The Deep Ellum Foundation also boosted lighting and cameras. The group now operates more than 35 cameras to which police have access. There are “hundreds” of additional cameras owned by police directly or businesses.
Saunders, the Deep Ellum resident, said the changes have already made an impact. If someone feels unsafe, there are resources readily available, including someone to walk people to their cars, if needed.
“The lighting is a huge improvement,” she said. “I can walk down Crowdus Street in the middle of the night and read a book, it’s so bright.”
Allen Falkner, who owns The Nines, a nightclub on Main Street, said crime in Deep Ellum has ebbed and flowed for decades. The perception of increased violence keeps visitors away and he said a hike in parking costs hasn’t helped. The weekend night street closures that allow only pedestrian traffic are terrible for business, he said.
“When you’ve got large congregations of people and alcohol and money, you’re always going to have problems,” said Falkner, a Deep Ellum Community Association board member. “I don’t feel like it’s really that much different [from the past], but again, the public perception has changed.”
He said he has hope, noting that daytime commerce is thriving in Deep Ellum.
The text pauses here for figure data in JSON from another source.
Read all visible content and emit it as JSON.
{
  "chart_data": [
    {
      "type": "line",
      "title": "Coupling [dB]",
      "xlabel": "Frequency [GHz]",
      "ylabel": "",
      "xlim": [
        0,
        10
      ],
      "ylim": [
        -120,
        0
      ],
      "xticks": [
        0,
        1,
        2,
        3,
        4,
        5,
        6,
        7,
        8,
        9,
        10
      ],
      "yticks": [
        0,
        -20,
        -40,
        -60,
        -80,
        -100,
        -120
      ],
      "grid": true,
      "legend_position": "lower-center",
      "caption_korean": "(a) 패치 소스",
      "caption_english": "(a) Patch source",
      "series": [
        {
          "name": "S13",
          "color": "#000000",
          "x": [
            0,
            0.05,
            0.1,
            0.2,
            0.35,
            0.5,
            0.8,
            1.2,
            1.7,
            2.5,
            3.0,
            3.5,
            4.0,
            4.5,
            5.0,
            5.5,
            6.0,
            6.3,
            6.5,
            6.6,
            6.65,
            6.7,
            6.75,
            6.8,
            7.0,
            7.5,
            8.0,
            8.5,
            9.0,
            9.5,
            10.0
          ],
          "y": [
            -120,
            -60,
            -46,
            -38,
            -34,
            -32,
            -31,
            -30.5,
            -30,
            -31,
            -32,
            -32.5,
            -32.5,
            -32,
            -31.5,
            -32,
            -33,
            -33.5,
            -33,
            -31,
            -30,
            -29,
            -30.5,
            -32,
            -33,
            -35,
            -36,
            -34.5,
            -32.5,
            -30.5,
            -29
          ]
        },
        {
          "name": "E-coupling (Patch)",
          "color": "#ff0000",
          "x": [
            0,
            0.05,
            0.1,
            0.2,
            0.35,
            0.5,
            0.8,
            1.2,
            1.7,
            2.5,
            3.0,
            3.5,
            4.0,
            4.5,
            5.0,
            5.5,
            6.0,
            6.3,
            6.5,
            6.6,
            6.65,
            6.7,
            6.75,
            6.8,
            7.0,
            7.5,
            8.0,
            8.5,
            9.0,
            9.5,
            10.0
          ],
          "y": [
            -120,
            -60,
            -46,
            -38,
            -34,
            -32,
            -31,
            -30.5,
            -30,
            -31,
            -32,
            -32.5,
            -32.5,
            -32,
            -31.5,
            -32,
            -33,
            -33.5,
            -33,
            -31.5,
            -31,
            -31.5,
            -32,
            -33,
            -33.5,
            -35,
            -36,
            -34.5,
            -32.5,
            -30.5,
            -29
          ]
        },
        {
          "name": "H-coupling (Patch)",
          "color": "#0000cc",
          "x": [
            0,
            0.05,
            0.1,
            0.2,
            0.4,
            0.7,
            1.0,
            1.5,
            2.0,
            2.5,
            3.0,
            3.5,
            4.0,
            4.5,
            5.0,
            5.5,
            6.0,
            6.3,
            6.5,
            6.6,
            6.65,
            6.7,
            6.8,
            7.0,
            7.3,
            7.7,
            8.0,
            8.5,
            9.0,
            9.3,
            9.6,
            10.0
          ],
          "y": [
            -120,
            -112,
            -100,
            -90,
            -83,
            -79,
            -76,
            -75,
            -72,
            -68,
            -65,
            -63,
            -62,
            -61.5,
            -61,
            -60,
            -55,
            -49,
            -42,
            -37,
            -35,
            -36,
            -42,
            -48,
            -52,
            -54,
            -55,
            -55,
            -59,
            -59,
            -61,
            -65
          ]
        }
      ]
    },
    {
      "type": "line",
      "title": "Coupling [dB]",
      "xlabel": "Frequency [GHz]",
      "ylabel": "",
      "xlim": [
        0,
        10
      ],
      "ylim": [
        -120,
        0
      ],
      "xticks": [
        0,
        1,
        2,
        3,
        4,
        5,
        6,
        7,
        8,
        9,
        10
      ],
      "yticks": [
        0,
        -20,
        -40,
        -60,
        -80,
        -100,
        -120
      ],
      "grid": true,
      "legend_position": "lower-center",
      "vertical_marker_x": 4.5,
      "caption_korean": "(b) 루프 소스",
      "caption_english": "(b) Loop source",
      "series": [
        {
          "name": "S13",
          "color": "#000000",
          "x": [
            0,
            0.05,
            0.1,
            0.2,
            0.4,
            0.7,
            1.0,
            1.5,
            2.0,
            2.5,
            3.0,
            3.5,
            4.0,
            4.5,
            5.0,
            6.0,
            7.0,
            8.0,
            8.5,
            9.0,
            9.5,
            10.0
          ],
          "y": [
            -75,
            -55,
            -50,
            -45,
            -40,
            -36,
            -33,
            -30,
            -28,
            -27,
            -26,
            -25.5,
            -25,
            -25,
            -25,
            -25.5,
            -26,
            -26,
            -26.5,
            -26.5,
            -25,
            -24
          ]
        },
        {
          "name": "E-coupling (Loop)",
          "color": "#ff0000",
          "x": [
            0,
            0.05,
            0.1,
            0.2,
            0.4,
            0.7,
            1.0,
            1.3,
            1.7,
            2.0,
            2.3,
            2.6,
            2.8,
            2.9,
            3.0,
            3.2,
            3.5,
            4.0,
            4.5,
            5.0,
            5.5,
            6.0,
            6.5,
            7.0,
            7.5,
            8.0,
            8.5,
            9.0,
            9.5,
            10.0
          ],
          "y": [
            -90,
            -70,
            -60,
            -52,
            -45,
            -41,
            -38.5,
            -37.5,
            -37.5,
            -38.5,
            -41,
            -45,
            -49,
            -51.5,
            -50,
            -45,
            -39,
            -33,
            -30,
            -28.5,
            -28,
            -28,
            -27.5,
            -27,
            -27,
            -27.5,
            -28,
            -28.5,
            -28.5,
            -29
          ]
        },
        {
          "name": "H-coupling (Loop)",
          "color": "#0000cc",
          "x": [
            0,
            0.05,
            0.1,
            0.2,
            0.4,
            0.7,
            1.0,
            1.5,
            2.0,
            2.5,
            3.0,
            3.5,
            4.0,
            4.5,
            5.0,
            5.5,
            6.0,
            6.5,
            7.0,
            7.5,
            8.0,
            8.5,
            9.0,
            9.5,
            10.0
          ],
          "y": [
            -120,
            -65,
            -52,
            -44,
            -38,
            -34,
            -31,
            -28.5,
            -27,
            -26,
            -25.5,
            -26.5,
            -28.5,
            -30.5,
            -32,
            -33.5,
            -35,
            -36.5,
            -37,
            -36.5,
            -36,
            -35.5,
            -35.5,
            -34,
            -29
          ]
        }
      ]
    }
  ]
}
He said stakeholders are “learning on the fly” about how to address public safety.
“Hopefully, lessons learned from this summer will be carried over into next spring, summer or fall, and we will see an even safer Deep Ellum,” he said.
‘Take Deep Ellum back’
About a year ago, after a shooting killed two teenagers and injured four others near the intersection of North Malcolm X Boulevard and Main Street, the chief vowed to “take Deep Ellum back.” García echoes a similar sentiment now but adds it will take police, city officials and the community together to address violence.
“We want our entertainment districts to be enjoyable, fun — but safe,” he said. “That’s what I want as a chief, that’s what we want in the city of Dallas.”
Jahnke, who lives in Nashville, doesn’t plan to stay away from Deep Ellum — which he loves for its “great nightlife” and “super friendly” people. He’s still trying to come to terms with how a fun night turned into a life-or-death situation in the span of seconds.
“The one thing that I can’t scrap from my brain is the fact that I was walking down the street, eating pizza, and now I owe this hospital $20,000,” Jahnke said. “I still love the city to death. It’s just one of those freak accidents where it’s just wrong place, wrong time.”